Inauguration du nouveau siège de la sécurité pénitentiaire à Libreville

Le président de la République gabonaise, Brice Clotaire Oligui Nguema, a posé un jalon majeur dans la modernisation des institutions pénitentiaires du pays. Ce jeudi, il a officiellement inauguré le nouveau bâtiment annexe du Commandement en chef de la Sécurité pénitentiaire à Libreville. Intitulé « Bâtiment Général de Brigade Brice Clotaire Oligui Nguema, Commandant en chef de la Garde Républicaine », cette structure de trois étages, comptant 38 bureaux, incarne une étape clé dans la transformation administrative du secteur.
L’événement s’est déroulé en présence des plus hautes autorités du pays : membres du gouvernement, commandants militaires, officiers généraux et invités d’honneur. Le chef de l’État, également Chef suprême des Forces de défense et de sécurité, a symboliquement coupé le ruban pour marquer l’ouverture de ce nouvel espace dédié à la gestion pénitentiaire.
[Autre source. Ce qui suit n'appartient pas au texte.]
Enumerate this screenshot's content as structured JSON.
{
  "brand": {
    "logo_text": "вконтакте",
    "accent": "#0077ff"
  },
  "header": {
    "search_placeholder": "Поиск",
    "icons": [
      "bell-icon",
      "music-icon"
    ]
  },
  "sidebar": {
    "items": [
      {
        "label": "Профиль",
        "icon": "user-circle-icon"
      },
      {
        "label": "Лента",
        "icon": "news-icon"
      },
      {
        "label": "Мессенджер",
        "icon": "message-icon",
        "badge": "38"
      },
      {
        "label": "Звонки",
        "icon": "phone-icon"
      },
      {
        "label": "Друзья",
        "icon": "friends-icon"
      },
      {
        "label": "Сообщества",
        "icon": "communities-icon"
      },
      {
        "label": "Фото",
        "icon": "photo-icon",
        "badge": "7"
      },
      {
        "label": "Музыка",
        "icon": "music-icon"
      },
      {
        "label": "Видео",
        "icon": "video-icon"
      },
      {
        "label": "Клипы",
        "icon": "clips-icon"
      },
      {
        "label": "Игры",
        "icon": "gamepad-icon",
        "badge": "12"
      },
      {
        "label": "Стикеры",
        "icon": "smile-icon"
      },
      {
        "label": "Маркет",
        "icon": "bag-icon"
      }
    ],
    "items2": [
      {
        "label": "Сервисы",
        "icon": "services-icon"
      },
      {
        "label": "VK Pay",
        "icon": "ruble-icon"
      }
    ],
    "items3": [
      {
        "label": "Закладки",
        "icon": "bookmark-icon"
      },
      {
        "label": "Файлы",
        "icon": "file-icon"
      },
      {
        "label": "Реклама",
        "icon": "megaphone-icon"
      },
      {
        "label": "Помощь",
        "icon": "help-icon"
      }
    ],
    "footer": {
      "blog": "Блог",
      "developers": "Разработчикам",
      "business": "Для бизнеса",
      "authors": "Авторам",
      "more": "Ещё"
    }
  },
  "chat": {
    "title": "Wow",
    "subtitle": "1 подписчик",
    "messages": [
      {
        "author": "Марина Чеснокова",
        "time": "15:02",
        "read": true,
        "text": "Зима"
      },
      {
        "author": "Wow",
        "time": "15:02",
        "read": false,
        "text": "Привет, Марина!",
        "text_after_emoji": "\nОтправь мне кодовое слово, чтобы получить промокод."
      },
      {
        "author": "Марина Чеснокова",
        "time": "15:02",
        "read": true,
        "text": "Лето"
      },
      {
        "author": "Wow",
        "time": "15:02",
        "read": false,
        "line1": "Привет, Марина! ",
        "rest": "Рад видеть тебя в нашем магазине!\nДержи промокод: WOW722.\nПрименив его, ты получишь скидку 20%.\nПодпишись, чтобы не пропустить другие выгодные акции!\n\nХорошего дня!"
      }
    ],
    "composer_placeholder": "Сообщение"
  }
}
Ce bâtiment moderne ne se limite pas à un cadre administratif fonctionnel. Il intègre également des salles dédiées aux opérations stratégiques, à la supervision des missions et aux échanges institutionnels. Une avancée saluée par les professionnels du secteur, qui voient dans cette infrastructure un levier pour optimiser le travail des agents chargés de la sécurité et de l’administration carcérale.

Une réalisation au cœur de la réforme institutionnelle
Lors de la cérémonie, le ministre de la Justice, Augustin Emane, a souligné l’importance de cette infrastructure dans la refonte globale du système judiciaire et pénitentiaire gabonais. Il a qualifié cette avancée de « moment charnière » pour l’administration, tout en insistant sur la nécessité d’élargir les efforts vers d’autres enjeux cruciaux.
Augustin Emane a rappelé que ce projet s’inscrit dans une dynamique plus large de réorganisation du Corps autonome de la Sécurité pénitentiaire. Pour lui, cette modernisation illustre la volonté des autorités de bâtir un État capable de concilier fermeté institutionnelle et respect des droits fondamentaux des détenus.
Le bâtiment sera placé sous l’autorité du général Jean Germain Effayong Onong, Commandant en chef de la Sécurité pénitentiaire, dont le rôle central dans la concrétisation du projet a été salué par le ministre de la Justice.
Les défis persistants du système carcéral gabonais
Malgré l’enthousiasme suscité par cette inauguration, Augustin Emane a tenu à rappeler que les défis restent nombreux. Si la modernisation des infrastructures administratives est une avancée majeure, elle ne suffit pas à résoudre les problèmes structurels des prisons gabonaises.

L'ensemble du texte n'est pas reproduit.